Конечно, реальный окружающий мир других людей – сегодня, когда она уже давно выросла – не мог не влиять на Машку. Но любое влияние преломлялось сквозь призму её собственного ощущения бытия: так преломляется утренний луч солнца, проходя сквозь битое стекло бутылки, или сквозь кристаллики снега, застывшего чудными узорами на оконном стекле… Она не понимала, в каком столетии протекает её жизнь и какое сегодня время стучится в покосившиеся двери её хибарки.
Машка ощущала себя маленькой чёрной точкой на огромном полотне, где пересекаются две цветные линии, соединяющие прошлое и будущее, а затем убегающие в разные бесконечные вселенные – очень разные и не всегда понятные человеческому разуму.
А она, что она? Машка ощущала себя безумно одинокой в своём мире, умещавшимся целиком в крохотную чёрную точку – где она могла разговаривать с белой оленихой-маралихой, лисичками и зайчиками, с травой и столетними деревьями. И где её приветствовала Мама-ночь. 

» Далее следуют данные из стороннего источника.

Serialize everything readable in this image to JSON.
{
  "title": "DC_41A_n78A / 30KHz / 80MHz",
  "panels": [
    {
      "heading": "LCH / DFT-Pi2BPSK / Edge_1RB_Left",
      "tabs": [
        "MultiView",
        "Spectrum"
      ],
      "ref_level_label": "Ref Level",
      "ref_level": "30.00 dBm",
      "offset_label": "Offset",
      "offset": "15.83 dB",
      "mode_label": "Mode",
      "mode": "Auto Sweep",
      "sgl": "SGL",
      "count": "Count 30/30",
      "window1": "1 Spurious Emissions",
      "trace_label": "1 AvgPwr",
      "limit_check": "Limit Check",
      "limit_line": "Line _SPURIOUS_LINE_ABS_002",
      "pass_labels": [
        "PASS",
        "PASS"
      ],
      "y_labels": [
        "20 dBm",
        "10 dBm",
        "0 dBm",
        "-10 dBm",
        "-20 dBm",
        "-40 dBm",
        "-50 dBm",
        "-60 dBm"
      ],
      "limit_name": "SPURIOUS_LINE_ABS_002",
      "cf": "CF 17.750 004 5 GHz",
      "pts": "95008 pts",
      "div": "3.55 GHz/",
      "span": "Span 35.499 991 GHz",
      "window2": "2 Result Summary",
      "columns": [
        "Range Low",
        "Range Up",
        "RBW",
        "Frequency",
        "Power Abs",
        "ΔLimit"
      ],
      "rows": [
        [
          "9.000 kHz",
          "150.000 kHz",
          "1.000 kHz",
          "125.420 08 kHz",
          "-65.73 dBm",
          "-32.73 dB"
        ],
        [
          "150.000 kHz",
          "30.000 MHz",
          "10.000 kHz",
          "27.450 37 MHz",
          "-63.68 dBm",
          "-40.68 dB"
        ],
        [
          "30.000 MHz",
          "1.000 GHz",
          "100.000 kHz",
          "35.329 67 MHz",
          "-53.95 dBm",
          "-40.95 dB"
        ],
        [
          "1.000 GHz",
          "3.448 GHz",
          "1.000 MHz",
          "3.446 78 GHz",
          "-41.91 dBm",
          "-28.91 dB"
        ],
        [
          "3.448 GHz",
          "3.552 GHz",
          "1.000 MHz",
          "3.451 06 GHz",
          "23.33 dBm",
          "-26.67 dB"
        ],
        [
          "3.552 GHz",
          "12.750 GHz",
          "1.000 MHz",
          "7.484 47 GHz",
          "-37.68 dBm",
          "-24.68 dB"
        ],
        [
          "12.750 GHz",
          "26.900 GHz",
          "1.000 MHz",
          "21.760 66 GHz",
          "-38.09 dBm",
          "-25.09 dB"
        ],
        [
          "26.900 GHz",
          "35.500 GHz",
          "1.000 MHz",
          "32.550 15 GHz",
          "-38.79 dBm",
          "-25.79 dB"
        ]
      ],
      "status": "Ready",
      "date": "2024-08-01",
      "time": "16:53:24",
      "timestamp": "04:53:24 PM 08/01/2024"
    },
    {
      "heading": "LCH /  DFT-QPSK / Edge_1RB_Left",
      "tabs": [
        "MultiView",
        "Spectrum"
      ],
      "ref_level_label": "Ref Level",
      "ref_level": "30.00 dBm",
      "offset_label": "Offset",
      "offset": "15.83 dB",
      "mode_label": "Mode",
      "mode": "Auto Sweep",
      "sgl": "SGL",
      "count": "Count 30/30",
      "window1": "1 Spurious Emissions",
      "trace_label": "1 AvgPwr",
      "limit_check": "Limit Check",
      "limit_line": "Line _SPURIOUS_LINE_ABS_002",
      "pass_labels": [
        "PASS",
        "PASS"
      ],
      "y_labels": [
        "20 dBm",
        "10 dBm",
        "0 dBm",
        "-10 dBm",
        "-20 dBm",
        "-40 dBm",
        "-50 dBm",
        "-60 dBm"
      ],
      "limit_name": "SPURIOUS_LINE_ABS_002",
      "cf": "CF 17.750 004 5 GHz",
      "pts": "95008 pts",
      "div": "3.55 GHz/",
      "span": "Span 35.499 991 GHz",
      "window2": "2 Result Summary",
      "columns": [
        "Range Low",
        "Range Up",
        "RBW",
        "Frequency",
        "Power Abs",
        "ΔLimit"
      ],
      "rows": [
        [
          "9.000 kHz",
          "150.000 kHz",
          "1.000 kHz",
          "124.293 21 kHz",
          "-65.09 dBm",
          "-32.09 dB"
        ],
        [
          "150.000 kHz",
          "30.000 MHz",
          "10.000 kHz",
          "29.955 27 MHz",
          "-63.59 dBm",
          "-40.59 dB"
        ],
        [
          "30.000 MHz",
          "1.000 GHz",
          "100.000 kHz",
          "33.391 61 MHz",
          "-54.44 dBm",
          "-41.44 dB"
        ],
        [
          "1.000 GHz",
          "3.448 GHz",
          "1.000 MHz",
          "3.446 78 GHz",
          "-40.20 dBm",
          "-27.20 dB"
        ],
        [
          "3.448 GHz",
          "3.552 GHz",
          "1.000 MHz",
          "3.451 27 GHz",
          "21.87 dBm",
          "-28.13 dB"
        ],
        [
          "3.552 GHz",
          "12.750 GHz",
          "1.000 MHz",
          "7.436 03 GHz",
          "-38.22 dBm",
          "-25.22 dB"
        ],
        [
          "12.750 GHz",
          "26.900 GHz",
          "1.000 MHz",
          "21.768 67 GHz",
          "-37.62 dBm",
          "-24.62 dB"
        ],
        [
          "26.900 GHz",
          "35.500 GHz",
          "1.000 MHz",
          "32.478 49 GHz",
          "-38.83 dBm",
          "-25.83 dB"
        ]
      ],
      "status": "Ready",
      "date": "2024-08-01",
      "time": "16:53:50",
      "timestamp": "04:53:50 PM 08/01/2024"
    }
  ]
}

Окружающая природа ощущалась единым живым организмом, даже со своим уникальным биением сердца, на которое Машка чутко откликалась собственным. Но односельчане всего этого не понимали, считая шаманку чокнутой «на всю голову» (хотя постоянно шли к ней за помощью от своих хворей). Они, конечно, допускали, что Машка видит и слышит то, что недоступно остальным. Но как-то не особо стремились туда лезть: жили повседневностью, наполненной тяжёлым трудом и пьянством. Впрочем, Машка никогда не осуждала их за это. Да и как она могла: всё вокруг неё просто старались выжить как могли. Где удачей считалось обуть, одеть и накормить своих детей. И при этом – радоваться маленьким бытовым удачам.
Жители посёлка казались шаманихе слепыми (также, как и их примитивный мир). Казалось, никто кроме неё не замечал красоты и величия той природы, что их окружает. Как и щемяще-холодной прелести звёзд или низко плывущими над вершинами гор утренних облаков, пронизанных первыми лучами восходящего солнца. Или хребтов седых гор, больше похожих на уснувших сказочных чудищ. Никто не мог разобрать голоса ветра и шёпота столетних кедров (когда те переговаривались друг с другом в ночи).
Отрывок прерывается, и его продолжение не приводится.